LLMの処理コストが急激に低下、年率90%減の「LLMフレーション」現象がAI革命を加速するとa16zが報告
最終更新日:2024年11月13日
a16zは2024年11月12日(現地時間)、LLM(大規模言語モデル)の推論処理コストが急激に低下している現象「LLMフレーション」を報告した。
この現象は、PC革命時のムーアの法則やドットコムブーム時のエドホルムの法則を上回るペースで進行しており、同等の性能を持つLLMの処理コストが年率で10分の1に低下していることが明らかになった。
この劇的なコスト低下は、新たなAIユースケースの創出を促進し、AI革命の更なる進展を示唆している。
目次
<本ニュースの10秒要約>
- GPT-3発売以降、LLMの処理コストが3年間で1,000分の1まで低下し、年率90%減の急激な価格下落傾向を示す現象を確認
- GPU性能向上、モデル量子化、ソフトウェア最適化、小規模モデルの性能向上など、複数の要因が価格低下を実現
- コスト低下により、音声アシスタントやコード処理など、これまで採算が取れなかった新たなAIアプリケーションの実用化が可能に
LLMフレーションの実態と検証方法
LLMの性能評価にMMULUスコアを用い、OpenAI、Anthropic、MetaのLlamaモデルの過去の価格データを分析した結果、MMULUスコア42以上のモデルでは、2021年11月のGPT-3公開時の100万トークンあたり60ドルから、2024年現在の0.06ドルまで、約1,000分の1にコストが低下している。
また、より高性能なMMULUスコア83以上のモデルでも、2023年3月以降、約62分の1までコストが低下している。
コスト低下を実現した技術的要因
LLM処理コストの急激な低下は、複数の技術革新によってもたらされた。GPUの性能向上、4ビット量子化による効率化、ソフトウェアの最適化、より少ないパラメータで高性能を実現する小規模モデルの開発、instruction tuningの進化、オープンソースモデルの登場などが主な要因だ。
これらの要因が複合的に作用し、従来のムーアの法則を上回るペースでのコスト低下を実現している。
市場への影響と新たな可能性
コストの劇的な低下により、これまで採算が取れなかった新たなAIアプリケーションの実用化が可能になっている。
例えば、1日10時間、年間を通じて話し続けた場合の音声データをGPT-3クラスのLLMで処理するコストは年間2ドル程度まで低下し、Linuxカーネル全体(約4,000万行のコード)の処理も1ドル未満で可能になった。

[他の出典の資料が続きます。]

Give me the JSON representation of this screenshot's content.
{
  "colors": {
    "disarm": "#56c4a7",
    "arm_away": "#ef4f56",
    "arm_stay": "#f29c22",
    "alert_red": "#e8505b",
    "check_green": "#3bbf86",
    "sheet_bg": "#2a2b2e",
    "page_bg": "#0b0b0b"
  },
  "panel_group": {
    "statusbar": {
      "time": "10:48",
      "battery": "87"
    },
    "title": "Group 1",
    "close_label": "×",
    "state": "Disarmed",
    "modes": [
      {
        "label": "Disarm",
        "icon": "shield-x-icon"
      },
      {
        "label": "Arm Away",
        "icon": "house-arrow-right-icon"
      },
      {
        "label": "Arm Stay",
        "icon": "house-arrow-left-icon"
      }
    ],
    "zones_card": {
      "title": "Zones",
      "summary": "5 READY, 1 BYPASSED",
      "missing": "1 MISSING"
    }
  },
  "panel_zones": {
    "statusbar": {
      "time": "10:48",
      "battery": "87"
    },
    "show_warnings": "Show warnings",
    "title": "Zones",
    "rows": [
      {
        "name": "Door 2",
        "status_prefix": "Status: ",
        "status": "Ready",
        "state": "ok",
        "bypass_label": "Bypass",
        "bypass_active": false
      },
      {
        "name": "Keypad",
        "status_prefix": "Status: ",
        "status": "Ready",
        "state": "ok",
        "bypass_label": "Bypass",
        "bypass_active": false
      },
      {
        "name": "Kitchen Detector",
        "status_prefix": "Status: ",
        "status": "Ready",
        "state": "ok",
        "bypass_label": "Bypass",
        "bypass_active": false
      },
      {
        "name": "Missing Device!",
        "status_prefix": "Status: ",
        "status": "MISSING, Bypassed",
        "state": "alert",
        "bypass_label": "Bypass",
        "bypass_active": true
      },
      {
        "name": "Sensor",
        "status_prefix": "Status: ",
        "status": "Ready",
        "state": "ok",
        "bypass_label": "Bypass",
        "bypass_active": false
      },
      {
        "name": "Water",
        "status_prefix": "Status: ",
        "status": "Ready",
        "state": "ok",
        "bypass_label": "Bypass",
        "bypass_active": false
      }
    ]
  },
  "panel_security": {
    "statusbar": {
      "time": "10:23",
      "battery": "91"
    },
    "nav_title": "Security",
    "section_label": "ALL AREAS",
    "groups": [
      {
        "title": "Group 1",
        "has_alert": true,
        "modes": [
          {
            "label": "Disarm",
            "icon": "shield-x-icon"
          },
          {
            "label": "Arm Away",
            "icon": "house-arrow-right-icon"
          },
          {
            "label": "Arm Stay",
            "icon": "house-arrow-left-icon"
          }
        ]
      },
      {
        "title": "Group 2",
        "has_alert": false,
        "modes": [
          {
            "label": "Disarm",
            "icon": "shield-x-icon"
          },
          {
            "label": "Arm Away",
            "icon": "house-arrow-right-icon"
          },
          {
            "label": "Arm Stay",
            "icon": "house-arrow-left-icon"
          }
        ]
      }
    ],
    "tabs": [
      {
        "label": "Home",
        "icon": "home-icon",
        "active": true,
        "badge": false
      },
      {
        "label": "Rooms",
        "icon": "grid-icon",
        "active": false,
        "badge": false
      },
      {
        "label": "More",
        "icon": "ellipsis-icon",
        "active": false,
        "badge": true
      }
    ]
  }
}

音声合成モデルも同様に低コスト化が進み、音声アシスタントの構築が実質的に無料で可能になっている。
AI Market の見解
LLMフレーションは、AIの民主化を加速させる重要な現象だ。コスト低下の各要因は独立しており、一部の要因では今後の進展が予測困難なものもあるが、総じて価格低下傾向は継続すると考えられる。
特筆すべきは、高性能モデルプロバイダーが高価格帯に注力する一方で、オープンソースモデルの普及により低価格帯での競争が活性化している点だ。
この二極化は、AIエコシステムの多様化を促進し、新たなビジネスモデルの創出につながる可能性が高い。今後、AIアプリケーション開発の敷居が更に下がることで、スタートアップを中心としたイノベーションの加速が期待できる。